CAN YOU SELL A TREATMENT?
(Copyright 2002)

By
Kathryn McCullough

Screenwriters often wonder if it is effective to develop an outline or treatment as a selling tool. The trades are cluttered with notices of writers who have sold pitches, which are essentially abbreviated verbal outlines. It is also true that beat outlines and treatments are often part of a writing assignment deal (in order to enable the producers and studio executives to monitor and have input on the development of a story).

Therefore, many writers feel that it is worth trying to sell a treatment first, to save oneself the trouble of writing a script. Yet, the work a writer is likely to put into a treatment, and the effort it will take to get an agent or producer to read it, will often equal or exceed what it would take to just write the script. And just writing the script is much more likely to lead to success.

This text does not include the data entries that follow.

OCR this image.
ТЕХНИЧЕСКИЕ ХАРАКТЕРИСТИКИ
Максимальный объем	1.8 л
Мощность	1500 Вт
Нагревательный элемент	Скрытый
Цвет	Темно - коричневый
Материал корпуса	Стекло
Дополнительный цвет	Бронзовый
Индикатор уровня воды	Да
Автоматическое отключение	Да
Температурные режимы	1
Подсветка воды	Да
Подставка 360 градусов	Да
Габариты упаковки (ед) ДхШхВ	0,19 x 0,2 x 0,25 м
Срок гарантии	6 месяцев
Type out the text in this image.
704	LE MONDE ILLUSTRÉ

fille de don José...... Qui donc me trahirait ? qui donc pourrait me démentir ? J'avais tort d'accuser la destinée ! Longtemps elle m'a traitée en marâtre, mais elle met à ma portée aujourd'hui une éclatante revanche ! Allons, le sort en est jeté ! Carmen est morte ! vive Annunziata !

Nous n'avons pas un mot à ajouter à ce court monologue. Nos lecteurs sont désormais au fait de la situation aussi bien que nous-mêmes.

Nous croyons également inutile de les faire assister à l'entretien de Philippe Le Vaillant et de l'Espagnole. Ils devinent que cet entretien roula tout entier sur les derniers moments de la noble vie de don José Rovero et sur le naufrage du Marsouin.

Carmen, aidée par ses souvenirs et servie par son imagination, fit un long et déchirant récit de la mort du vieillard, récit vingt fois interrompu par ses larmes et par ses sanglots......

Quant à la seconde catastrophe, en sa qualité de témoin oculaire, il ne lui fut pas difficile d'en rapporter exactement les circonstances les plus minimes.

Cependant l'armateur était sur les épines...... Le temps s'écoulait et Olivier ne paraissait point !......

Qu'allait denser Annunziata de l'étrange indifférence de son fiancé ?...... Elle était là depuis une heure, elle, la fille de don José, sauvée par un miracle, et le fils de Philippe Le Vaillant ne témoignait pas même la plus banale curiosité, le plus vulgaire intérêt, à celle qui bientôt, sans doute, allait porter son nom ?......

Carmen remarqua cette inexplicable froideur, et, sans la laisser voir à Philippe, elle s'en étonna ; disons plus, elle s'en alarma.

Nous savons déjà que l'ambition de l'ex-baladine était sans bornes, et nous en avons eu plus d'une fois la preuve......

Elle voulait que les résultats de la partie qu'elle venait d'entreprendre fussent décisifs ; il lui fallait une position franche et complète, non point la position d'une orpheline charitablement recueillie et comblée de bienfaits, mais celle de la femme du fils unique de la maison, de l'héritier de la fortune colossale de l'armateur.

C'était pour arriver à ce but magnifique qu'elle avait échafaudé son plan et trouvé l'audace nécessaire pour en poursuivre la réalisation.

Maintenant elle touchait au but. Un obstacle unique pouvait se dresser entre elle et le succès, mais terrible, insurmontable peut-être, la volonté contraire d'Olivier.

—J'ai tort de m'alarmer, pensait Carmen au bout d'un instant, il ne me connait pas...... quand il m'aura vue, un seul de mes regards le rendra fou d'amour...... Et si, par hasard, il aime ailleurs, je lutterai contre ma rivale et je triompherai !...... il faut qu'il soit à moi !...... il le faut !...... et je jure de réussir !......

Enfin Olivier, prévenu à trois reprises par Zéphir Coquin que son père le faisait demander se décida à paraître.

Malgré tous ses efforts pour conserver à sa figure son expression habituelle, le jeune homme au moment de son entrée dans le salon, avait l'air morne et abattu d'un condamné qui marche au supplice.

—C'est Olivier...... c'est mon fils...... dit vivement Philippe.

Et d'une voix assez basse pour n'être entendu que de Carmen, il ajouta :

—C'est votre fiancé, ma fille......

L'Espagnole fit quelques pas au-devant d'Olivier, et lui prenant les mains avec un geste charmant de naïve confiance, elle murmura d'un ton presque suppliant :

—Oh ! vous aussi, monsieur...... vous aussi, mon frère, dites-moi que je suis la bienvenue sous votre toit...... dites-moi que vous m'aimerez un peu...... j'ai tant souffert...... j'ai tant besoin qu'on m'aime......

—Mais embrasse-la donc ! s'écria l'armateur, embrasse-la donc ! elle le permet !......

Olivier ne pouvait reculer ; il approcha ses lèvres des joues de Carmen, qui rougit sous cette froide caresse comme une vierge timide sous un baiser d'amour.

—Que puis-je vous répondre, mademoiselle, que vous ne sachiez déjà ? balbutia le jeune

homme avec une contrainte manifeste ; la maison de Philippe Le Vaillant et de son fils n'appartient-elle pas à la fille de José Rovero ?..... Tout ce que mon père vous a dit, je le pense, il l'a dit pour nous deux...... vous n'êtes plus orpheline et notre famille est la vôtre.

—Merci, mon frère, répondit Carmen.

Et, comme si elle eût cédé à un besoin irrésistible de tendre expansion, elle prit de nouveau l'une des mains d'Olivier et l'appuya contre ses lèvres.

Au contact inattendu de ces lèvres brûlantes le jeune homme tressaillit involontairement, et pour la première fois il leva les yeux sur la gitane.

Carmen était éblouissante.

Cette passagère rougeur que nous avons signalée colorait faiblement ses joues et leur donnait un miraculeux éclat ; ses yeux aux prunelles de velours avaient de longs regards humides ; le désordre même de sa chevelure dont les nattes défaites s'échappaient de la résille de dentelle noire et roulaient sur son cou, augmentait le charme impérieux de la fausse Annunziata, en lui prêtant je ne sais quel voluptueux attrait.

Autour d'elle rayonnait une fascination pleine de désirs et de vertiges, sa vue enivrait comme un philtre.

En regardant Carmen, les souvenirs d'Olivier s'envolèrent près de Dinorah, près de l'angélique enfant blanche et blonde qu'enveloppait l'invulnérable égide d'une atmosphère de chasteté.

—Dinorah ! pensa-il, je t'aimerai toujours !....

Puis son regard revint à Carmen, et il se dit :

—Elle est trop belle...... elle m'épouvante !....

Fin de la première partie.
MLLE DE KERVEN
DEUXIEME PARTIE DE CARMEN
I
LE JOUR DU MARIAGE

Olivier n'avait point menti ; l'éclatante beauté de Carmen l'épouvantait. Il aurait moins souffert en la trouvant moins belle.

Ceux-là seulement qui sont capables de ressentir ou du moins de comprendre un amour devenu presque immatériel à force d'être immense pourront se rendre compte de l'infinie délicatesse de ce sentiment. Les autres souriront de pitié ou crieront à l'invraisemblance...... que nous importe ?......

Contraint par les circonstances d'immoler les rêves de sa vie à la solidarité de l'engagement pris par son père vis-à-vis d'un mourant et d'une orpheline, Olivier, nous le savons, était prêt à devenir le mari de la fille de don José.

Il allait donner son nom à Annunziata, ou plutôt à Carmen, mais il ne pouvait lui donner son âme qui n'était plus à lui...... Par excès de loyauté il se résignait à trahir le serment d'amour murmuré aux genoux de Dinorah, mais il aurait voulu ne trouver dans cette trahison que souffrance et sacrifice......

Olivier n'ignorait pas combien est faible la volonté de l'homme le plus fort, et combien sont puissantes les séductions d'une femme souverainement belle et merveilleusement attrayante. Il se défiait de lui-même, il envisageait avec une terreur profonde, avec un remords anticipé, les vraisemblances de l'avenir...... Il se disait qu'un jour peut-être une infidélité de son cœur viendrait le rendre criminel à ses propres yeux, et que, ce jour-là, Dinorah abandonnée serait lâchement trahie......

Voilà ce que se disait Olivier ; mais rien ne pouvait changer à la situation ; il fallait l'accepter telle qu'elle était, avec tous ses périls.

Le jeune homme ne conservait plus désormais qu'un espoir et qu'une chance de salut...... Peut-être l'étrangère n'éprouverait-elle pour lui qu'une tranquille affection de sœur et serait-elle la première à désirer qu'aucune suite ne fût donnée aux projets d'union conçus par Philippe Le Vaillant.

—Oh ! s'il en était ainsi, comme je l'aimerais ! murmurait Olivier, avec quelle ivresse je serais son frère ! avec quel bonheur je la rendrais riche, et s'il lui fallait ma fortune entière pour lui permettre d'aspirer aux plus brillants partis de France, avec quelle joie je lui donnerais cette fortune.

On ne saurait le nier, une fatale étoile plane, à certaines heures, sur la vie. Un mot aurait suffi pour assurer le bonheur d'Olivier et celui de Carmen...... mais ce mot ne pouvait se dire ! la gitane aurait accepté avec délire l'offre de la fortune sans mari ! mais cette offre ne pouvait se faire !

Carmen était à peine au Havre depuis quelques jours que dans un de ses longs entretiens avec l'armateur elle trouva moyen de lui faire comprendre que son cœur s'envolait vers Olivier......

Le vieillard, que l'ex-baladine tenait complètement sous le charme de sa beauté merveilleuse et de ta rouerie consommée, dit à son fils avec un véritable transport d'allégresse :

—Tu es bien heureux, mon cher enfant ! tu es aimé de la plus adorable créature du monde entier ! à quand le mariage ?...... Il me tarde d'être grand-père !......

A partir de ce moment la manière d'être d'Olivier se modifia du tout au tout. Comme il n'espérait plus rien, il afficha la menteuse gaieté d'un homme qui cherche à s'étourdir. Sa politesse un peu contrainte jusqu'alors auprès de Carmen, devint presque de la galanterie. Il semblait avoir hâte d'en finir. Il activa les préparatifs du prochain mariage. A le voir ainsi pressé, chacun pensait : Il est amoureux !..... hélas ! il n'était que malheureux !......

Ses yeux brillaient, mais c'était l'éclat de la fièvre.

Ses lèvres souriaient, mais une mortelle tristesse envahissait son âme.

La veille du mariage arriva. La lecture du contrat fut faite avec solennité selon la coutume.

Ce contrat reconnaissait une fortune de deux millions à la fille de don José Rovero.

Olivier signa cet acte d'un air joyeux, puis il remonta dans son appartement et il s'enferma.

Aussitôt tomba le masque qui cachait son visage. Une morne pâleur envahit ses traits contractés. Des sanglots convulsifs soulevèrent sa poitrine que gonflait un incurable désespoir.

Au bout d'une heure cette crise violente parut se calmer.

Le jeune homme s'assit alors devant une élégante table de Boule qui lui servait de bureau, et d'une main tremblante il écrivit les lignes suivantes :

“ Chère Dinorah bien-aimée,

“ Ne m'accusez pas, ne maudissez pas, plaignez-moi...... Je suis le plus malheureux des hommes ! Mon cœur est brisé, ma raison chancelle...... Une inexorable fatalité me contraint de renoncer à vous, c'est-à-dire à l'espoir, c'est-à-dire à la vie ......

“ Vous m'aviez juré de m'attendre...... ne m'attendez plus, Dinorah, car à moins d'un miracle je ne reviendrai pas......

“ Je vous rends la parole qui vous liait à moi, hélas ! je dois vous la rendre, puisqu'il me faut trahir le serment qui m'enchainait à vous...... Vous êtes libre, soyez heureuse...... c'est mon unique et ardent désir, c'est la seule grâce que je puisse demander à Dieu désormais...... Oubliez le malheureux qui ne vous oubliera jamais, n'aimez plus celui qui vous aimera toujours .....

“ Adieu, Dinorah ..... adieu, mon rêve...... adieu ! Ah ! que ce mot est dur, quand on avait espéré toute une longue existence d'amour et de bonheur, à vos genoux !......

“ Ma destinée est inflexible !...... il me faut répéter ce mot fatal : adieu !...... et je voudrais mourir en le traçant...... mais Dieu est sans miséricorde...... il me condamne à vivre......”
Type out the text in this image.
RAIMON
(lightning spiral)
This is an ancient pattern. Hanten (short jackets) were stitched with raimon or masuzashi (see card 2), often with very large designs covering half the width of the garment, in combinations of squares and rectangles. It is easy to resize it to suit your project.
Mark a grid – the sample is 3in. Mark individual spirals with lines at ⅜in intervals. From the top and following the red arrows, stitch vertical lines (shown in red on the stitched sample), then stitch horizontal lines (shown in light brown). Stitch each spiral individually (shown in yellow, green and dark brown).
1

Treatments and outlines are very useful tools -- for the writer. It is important to have a road map of your script before you begin, so that you can avoid getting off on too many side trips as you develop your story. For the unproduced writer, however, a treatment is useless as a selling tool. With rare exceptions, the writers who do sell pitches are produced and/or professionally established screenwriters, or they have an established producer attached to the project. The response by a reader or executive to a treatment submitted by a new writer is almost always rejection, because no matter how good the idea, it is impossible to judge the project’s merits without a completed script.

It is the execution that brings a story to life. The development of the characters, the pacing of the plot, and the richness and authenticity of the dialogue, are all aspects of a screenplay, not a treatment. This is why there can be so many movies with similar or even identical concepts, yet some will be great and some will be awful.

In my many years of reading, I have only recommended one treatment, and that was a proposal for a non-fiction book. That proposal was bought for film adaptation, but it is worth noting that although the purchase was made about eight years ago, the project has yet to hit the screen. On the other hand, almost every screenplay I’ve recommended, no matter how overtly uncommercial or “small,” has eventually found life as a film, either in the theater or on television. This is because a great script is instantly recognized by anyone who reads it as a great movie. A great outline or treatment is not yet movie; it is just the bare bones idea for one.

If you consider yourself a screenwriter, then go ahead and write the screenplay.